La newsletter de la CICAD condamnait ces arguments comme antisémites. L’universitaire a intenté avec succès une action civile devant les tribunaux suisses. La CICAD a reçu l’ordre de retirer l’article, de publier le jugement du tribunal et de payer les frais. Sa plainte selon laquelle cette décision constituait une violation de ses droits au titre de l’article 10 a été rejetée par la Cour européenne des droits de l’homme. Le tribunal national avait rejeté l’argument de la CICAD selon lequel les commentaires de l’universitaire s’inscrivaient dans la définition de travail de l’EUMC sur l’antisémitisme. La Cour des droits de l’homme n’a trouvé aucune raison de remettre en cause cette conclusion. Bien qu’elle n’ait pas directement examiné les mérites de la définition de travail de l’EUMC, il ressort clairement du raisonnement de la Cour qu’elle n’a pas accepté que des commentaires du type de ceux de l’universitaire puissent être qualifiés d’antisémites.
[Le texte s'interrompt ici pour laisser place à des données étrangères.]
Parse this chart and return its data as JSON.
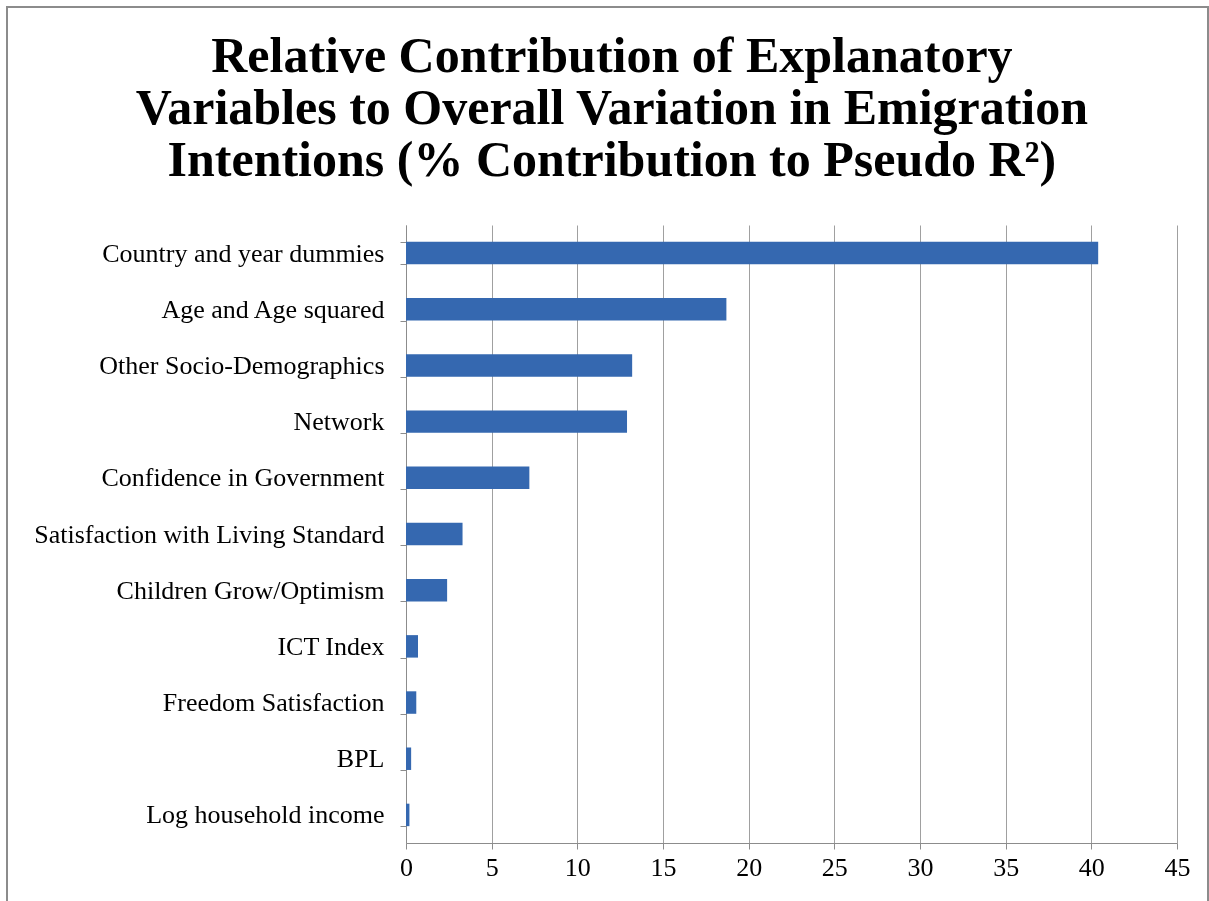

  1. Deuxièmement, dans le cas des universités, des écoles polytechniques et des collèges, il y a un « devoir d’assurer la liberté d’expression » comprise au sens le plus large, qui est un devoir règlementaire spécifique pour ces institutions de

« prendre les mesures pratiques raisonnables pour garantir que la liberté d’expression dans le cadre de la loi soit protégée pour les membres, les étudiants et les employés… et les conférenciers invités13 ».
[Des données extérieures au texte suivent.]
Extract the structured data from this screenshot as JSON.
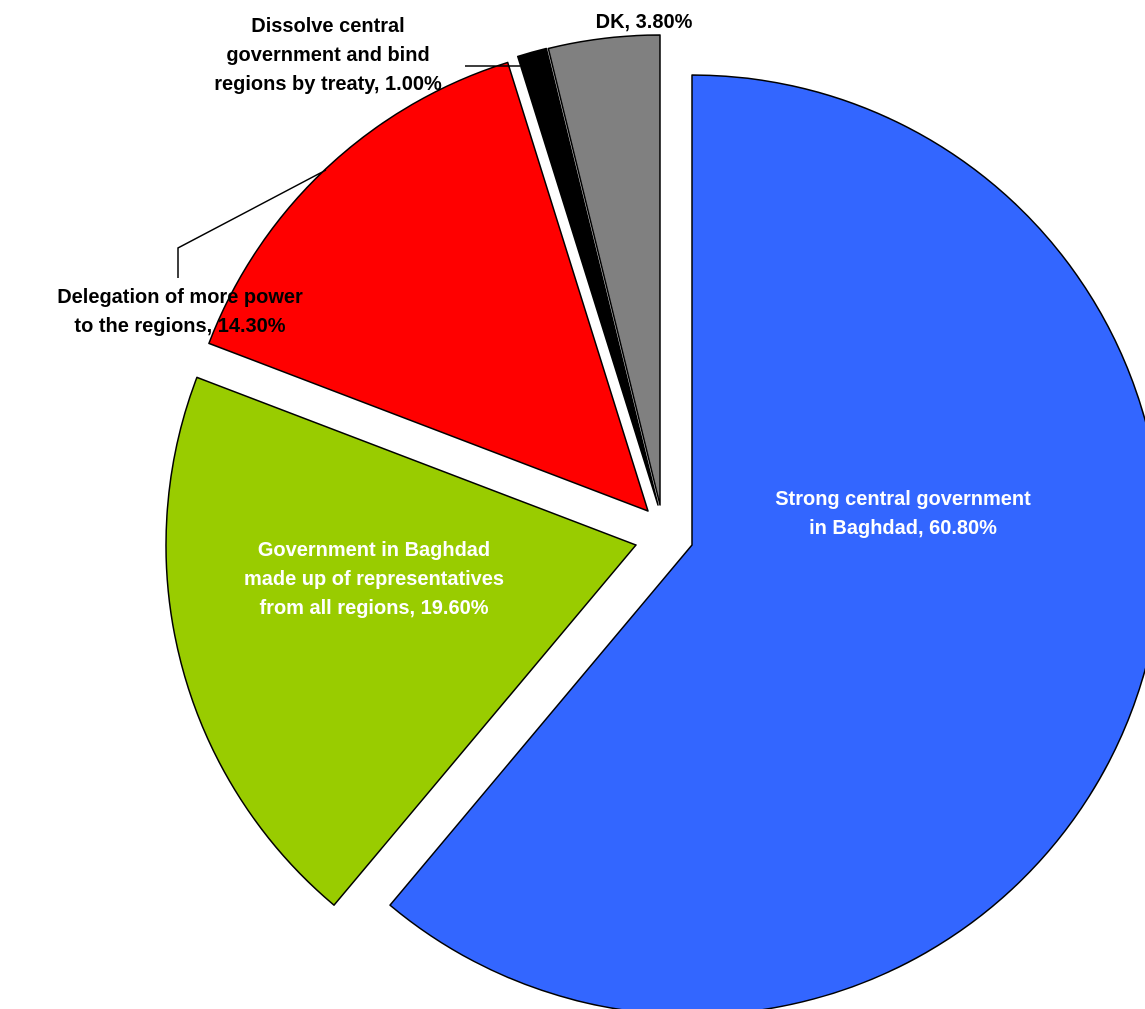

Ils doivent garantir, pour autant que ce soit raisonnablement possible, qu’aucune personne ne se voie interdire l’utilisation de leurs locaux pour quelque raison liée aux « croyances ou idées de cette personne ». La seule base sur laquelle l’obligation de garantir la liberté d’expression peut être écartée est si ce qu’un orateur invité est susceptible de dire n’est pas « conforme à la loi » ou s’il n’est pas « raisonnablement possible » d’autoriser l’utilisation des locaux universitaires.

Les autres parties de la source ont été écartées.